See the gosu documentation for more details.

  1. Ensure FRP config and cert paths are prepared for the service user

    • Create `/frpc.toml` or the directory that will contain it at image build time and set ownership to the service user so at runtime start.sh can write to it without requiring root.

    • Create directory `/certs/frp` and make it readable by the service user. AppAPI will copy cert files into that folder by using a docker cp … command with the default container user (which is still root). By setting the directory owner to the service user, we will ensure the service user can read the certs at runtime.
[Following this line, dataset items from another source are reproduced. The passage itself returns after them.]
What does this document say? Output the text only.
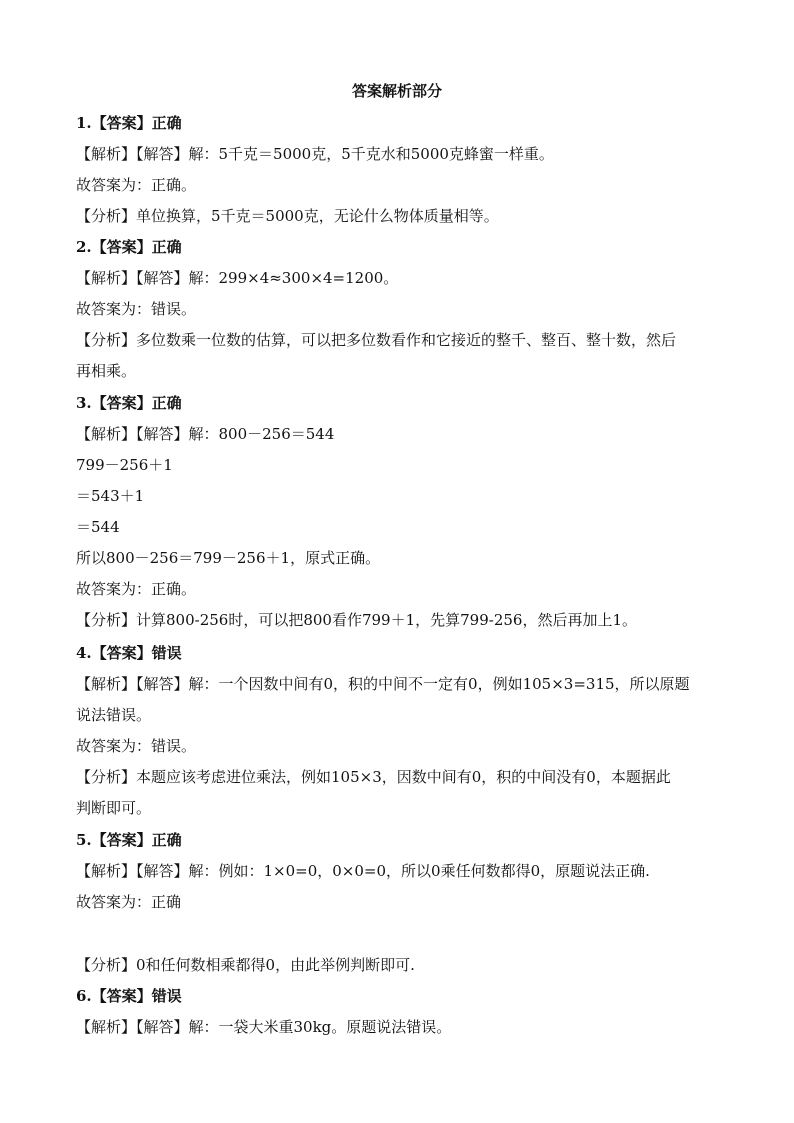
答案解析部分
1.【答案】正确
【解析】【解答】解：5千克＝5000克，5千克水和5000克蜂蜜一样重。
故答案为：正确。
【分析】单位换算，5千克＝5000克，无论什么物体质量相等。
2.【答案】正确
【解析】【解答】解：299×4≈300×4=1200。
故答案为：错误。
【分析】多位数乘一位数的估算，可以把多位数看作和它接近的整千、整百、整十数，然后
再相乘。
3.【答案】正确
【解析】【解答】解：800－256＝544
799－256＋1
＝543＋1
＝544
所以800－256＝799－256＋1，原式正确。
故答案为：正确。
【分析】计算800-256时，可以把800看作799＋1，先算799-256，然后再加上1。
4.【答案】错误
【解析】【解答】解：一个因数中间有0，积的中间不一定有0，例如105×3=315，所以原题
说法错误。
故答案为：错误。
【分析】本题应该考虑进位乘法，例如105×3，因数中间有0，积的中间没有0，本题据此
判断即可。
5.【答案】正确
【解析】【解答】解：例如：1×0=0，0×0=0，所以0乘任何数都得0，原题说法正确.
故答案为：正确
【分析】0和任何数相乘都得0，由此举例判断即可.
6.【答案】错误
【解析】【解答】解：一袋大米重30kg。原题说法错误。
Use some similar commands in your Dockerfile:

RUN touch /frpc.toml && \
  mkdir -p /certs/frp && \
  chown $USER:$USER /frpc.toml && \
  chown -R $USER:$USER /certs/frp && \
  chmod 600 /frpc.toml

Putting it all together:

FROM python:3.12-alpine AS app

ARG USER=serviceuser

ENV USER=$USER
ENV HOME=/home/$USER
ENV GOSU_VERSION=1.19

# Install dependencies and create service user. You might want to
# add additional packages depending on your app requirements.
# Make sure curl and FRP are installed.
RUN apk update && \
    apk add --no-cache curl frp ca-certificates && \
    adduser -D $USER && \
    touch /frpc.toml && \
    mkdir -p /certs/frp && \
    chown $USER:$USER /frpc.toml && \
    chown -R $USER:$USER /certs/frp && \
    chmod 600 /frpc.toml

# Install GOSU
RUN set -eux; \
  \
  apk add --no-cache --virtual .gosu-deps \
    ca-certificates \
    dpkg \
    gnupg \
  ; \
  \
  dpkgArch="$(dpkg --print-architecture | awk -F- '{ print $NF }')"; \
  wget -O /usr/local/bin/gosu "https://github.com/tianon/gosu/releases/download/$GOSU_VERSION/gosu-$dpkgArch"; \
  wget -O /usr/local/bin/gosu.asc "https://github.com/tianon/gosu/releases/download/$GOSU_VERSION/gosu-$dpkgArch.asc"; \
  \
  export GNUPGHOME="$(mktemp -d)"; \
  gpg --batch --keyserver hkps://keys.openpgp.org --recv-keys B42F6819007F00F88E364FD4036A9C25BF357DD4; \
  gpg --batch --verify /usr/local/bin/gosu.asc /usr/local/bin/gosu; \
  gpgconf --kill all; \
  rm -rf "$GNUPGHOME" /usr/local/bin/gosu.asc; \
  \
  apk del --no-network .gosu-deps; \
  \
  chmod +x /usr/local/bin/gosu

WORKDIR /app

# Copy your app code
COPY --chown=$USER:$USER <files> .

# Copy the start.sh script and make it executable
COPY --chown=$USER:$USER start.sh /start.sh
RUN chmod +x /start.sh && \
  chown -R $USER:$USER /app && \
  pip install -r requirements.txt

# Run the start.sh as entrypoint with non-root user and point it to your app
ENTRYPOINT ["/bin/sh", "-c", "exec gosu \"$USER\" /start.sh python3 -u main.py"]

Integration test example

An example test suite used to validate HaRP support for an ExApp is available in the workflow_ocr_backend repository (example commit that added HaRP support and tests):

This test demonstrates automated verification of FRP connection and runtime behaviour; it can be used as a reference when adding CI checks for HaRP compatibility.